Achievements and titles
- Personal bests: 203,5 m (Tauplitz, 2010)

Medal record
Representing Poland
World Junior Championship
| Bronze medal – third place | 2008 Zakopane | Team NH |

= Łukasz Rutkowski =

Polish ski jumper

Łukasz Rutkowski (born 22 January 1988 in Zakopane) is a Polish former ski jumper.

==Personal life==
Łukasz Rutkowski was born in Zakopane, Poland. He had an older brother Mateusz (1986–2024), who was also a ski jumper.

In 2017, along with his brother Mateusz, he founded the Rutkow-Ski Sports Club that is dedicated to training children and youth.

==Career==
He made his Continental Cup debut in February 2006, his best result being a sixth place from Vikersund in March 2008. He also finished seventh in the normal hill at both the 2006 and 2008 Junior World Championships; at the latter event he also won a bronze medal in the team competition.

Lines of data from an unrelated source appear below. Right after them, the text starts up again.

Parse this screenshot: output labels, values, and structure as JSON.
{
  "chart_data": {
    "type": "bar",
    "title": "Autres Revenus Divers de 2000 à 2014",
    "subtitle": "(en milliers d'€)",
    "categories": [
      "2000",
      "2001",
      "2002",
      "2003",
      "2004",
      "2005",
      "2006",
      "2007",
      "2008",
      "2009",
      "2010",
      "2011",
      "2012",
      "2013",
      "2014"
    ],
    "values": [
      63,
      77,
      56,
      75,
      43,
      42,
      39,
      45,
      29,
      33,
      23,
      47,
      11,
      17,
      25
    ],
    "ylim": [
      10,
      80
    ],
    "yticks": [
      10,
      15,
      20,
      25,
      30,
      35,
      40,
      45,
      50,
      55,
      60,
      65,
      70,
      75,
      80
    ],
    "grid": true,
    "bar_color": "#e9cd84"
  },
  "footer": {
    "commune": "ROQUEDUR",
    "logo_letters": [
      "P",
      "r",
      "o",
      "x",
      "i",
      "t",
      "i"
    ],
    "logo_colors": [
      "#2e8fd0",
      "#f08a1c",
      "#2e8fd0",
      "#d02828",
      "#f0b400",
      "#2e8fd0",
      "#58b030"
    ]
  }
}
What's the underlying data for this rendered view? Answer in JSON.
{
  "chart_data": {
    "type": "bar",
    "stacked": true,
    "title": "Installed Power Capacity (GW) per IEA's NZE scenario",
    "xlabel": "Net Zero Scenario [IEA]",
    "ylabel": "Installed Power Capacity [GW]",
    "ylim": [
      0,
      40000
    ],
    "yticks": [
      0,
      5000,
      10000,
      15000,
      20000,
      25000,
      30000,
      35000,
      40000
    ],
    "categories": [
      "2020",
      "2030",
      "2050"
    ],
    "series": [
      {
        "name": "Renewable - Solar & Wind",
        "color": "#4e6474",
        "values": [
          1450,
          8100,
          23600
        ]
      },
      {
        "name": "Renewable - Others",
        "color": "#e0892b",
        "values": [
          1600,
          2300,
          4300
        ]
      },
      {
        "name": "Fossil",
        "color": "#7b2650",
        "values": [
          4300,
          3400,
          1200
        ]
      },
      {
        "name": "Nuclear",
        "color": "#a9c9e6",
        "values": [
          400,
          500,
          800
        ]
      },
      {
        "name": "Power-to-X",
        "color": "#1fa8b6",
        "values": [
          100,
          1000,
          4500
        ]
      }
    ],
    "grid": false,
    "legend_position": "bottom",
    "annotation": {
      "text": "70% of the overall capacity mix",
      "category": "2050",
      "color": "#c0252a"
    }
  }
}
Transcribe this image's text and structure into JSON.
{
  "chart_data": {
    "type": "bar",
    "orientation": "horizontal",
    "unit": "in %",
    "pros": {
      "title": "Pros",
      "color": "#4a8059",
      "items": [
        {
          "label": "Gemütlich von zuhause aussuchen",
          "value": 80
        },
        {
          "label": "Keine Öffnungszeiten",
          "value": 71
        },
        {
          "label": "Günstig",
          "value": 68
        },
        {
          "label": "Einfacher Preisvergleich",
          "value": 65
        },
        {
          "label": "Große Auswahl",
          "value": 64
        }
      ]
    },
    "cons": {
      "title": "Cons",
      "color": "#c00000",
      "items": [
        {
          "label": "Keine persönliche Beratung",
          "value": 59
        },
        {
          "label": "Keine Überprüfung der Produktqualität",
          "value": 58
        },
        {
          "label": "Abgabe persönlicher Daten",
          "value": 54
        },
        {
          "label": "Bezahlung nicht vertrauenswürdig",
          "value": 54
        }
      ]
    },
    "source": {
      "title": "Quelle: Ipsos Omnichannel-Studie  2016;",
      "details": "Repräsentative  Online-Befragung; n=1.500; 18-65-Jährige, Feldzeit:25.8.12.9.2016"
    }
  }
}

He made his World Cup debut in January 2008 in Zakopane, and collected his first World Cup points with a 27th place in December 2008 in Engelberg. His best result is a 24th place in January 2009 in Zakopane. At the FIS Nordic World Ski Championships 2009 in Liberec, he finished fourth in the team large hill event. Rutkowski finished sixth in the team large hill event at the 2010 Winter Olympics in Vancouver.